Where would you begin when approaching these issues? I’d really love to hear your experiences, insights and suggestions about these topics—believe me, I can use them.

  1. Hi Tracey!

    Don’t rush! websites may provide basic info of the services they provide and how much it may cost you. But websites can take only so far, pick a few top insurance agencies and talk to them. Then you will have a clear view of which one to choose. After all you are almost PhD. By the way nice blog you have there.

  2. Start by calling your insurance agent. Yes, you have one, at the very least for homeowner’s insurance. If whatever company s/he represents doesn’t do health insurance, surely this won’t be the first time s/he has been asked. Get a referral.

    You could also call your financial planner, if you have one. Anyone who is handling your IRA or investments may be able to help, at least with a referral.

    I have one self-employed, single friend who has a United Healthcare policy that she only pays $160 per month for, but it is really major medical. It has a $7500 deductible, I think. Hey, it’s better than nothing. I know it is extremely difficult, if not impossible, to get a one-person group plan anymore. My boss recently said she pays $967 per month for my coverage(!!!!), which I though was costing $500-$600 per month.
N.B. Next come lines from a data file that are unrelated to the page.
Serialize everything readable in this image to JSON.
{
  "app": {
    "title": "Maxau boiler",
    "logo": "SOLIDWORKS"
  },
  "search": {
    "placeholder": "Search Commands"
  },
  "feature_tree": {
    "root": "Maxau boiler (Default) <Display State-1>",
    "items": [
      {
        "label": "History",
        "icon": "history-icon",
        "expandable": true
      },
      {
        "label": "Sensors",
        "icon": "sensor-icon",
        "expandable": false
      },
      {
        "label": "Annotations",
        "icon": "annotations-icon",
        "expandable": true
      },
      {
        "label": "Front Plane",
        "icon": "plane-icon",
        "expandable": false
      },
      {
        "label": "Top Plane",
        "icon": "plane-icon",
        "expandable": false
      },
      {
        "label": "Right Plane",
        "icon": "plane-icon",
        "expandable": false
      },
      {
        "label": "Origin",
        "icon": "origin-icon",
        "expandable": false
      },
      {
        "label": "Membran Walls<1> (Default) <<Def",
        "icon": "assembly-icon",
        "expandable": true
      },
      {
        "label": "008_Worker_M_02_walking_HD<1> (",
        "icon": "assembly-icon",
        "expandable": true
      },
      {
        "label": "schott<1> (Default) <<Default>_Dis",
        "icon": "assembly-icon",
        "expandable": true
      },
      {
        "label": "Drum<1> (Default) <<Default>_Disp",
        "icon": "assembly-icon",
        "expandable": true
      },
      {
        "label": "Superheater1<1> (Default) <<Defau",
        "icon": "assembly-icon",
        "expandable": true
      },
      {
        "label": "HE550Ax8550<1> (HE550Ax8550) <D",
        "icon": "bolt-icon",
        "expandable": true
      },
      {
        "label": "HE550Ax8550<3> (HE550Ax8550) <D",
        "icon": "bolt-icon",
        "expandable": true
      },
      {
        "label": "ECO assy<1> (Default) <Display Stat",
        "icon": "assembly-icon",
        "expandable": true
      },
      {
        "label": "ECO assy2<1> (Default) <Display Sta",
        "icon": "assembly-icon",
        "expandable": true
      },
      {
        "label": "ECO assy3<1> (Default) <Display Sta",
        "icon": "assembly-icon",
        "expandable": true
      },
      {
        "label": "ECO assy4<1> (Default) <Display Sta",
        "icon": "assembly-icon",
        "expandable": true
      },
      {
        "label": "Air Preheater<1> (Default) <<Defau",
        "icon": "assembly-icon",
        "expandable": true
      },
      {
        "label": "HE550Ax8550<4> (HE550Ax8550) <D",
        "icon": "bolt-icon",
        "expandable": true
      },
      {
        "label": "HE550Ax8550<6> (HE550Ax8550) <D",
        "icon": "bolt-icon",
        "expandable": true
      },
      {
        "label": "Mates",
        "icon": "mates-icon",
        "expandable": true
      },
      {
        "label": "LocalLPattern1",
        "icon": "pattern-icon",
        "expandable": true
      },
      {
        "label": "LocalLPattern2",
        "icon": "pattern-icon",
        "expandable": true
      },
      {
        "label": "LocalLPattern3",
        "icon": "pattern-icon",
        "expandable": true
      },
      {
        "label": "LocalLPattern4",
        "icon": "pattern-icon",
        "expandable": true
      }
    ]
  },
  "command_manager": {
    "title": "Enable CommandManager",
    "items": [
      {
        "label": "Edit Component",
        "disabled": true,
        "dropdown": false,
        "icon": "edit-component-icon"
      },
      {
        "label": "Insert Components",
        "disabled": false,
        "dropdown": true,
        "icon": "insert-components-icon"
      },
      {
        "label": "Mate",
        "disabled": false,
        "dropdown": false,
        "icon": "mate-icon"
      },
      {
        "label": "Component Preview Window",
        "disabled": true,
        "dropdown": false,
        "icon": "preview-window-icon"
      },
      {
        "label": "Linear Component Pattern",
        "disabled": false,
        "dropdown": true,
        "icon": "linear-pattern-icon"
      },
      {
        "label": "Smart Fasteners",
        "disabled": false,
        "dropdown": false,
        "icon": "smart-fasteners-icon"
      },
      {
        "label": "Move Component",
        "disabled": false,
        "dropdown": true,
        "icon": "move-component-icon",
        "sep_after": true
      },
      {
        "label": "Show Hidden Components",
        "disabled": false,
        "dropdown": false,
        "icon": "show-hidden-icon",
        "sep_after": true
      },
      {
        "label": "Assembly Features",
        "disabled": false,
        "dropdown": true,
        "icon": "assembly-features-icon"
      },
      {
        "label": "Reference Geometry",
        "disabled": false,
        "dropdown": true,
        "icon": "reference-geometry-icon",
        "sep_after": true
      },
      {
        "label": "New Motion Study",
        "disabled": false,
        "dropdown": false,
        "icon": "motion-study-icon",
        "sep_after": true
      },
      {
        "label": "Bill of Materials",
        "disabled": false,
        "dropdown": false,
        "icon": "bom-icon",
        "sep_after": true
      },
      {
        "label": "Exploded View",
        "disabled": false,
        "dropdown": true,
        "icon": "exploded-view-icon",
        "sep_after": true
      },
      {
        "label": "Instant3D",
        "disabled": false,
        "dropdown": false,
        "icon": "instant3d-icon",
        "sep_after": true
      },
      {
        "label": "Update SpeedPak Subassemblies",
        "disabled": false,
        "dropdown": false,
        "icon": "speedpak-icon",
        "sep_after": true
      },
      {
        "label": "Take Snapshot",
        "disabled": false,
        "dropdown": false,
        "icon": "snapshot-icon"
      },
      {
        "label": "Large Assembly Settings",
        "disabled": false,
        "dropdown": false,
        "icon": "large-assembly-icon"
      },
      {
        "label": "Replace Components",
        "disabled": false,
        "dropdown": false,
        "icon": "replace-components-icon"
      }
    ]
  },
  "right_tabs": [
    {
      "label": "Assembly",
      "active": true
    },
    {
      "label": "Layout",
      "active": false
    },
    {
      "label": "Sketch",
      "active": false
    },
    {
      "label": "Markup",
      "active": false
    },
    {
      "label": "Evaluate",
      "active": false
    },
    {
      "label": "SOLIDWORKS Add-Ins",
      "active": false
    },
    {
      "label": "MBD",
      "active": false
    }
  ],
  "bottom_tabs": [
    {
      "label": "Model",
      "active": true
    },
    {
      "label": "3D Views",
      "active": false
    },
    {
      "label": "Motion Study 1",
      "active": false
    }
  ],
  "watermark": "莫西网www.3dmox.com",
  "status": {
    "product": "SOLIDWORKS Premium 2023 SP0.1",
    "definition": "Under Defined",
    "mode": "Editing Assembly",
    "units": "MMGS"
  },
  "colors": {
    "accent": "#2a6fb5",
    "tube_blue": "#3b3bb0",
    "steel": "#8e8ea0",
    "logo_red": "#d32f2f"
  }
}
My vague internal estimate was based on she was paying almost 10 years ago, holy hell.

    I share your fear because I am going to strike out on my own again in about two years. The previous time I did that, I was on COBRA, which was hella expensive, or so I thought at the time, as I was only paying $180/month for full coverage. That was in 1998.

    If anyone points you in a good, affordable direction, please let me know!

  3. Tracey, COBRA is generally more expensive than finding a new policy on your own. It seems like you’re heading in the right direction. The most important thing is for you to determine what you want your health insurance to do. Are you looking for a major medical plan or for a more comprehensive plan? Thanks to Health Care Reform, whatever plan you select will provide you with a free annual wellness visits and cancer checks.

    If you don’t mind taking a little more risk with your coverage, you could use a Health Savings Account (HSA) plan with a higher deductible ($5000) and a lower premium (approx $150/mo). if you would prefer less risk to yourself, a lower deductible ($1000), and better coverage (extra office visits and RX copays), you could end up paying about $400/mo. Once you determine what is most important to you, then you can start narrowing down the plan or company.

    If you would like more information, you can direct message me on Twitter @toddbowditch.
    I don’t broker health insurance with my current company, so I’m qualified to offer unbiased suggestions.


  4. We are self-employed and pay $1200/mo for healthcare only for a family of four. No dental or vision. We also have a $1000 deductible which includes us paying for our meds up front and out-of-pocket. Blue Cross Blue Shield usually handles individuals.

    As for life, I would go with a term life insurance policy. Whomever you have your auto/homeowners policy can write one for you relatively cheap.

    I do have to say, every month I freak out worrying if we are going to have the $1200 in the bank account. Sadly, these days you really can’t go without health insurance. A minor problem ends up costing you $600.

    Best of luck on your search.

  5. If you are self-employed, you should really think about using Freelancers Union for insurance. I am self-employed and have found them to be the most affordable. I pay around $300/month for a GOOD policy (cheap prescriptions and copayments). If you do ANY type of freelance work they will usually accept you.

  6. I have been in the insurance industry for over 25 years in Spokane and I have a lot of clients who come in that are now self-employed. It’s hard to find good health insurance if you own a small business and are on a limited income. I am going to tell them to check out COBRA next. Thanks for the write up!

  7. Thanks for the small business insurance tips. I think COBRA delivers quality coverage for a lower price then many other companies out there. Although I am not sure if they cover people in Australia? Australian life insurance companies are generally expensive.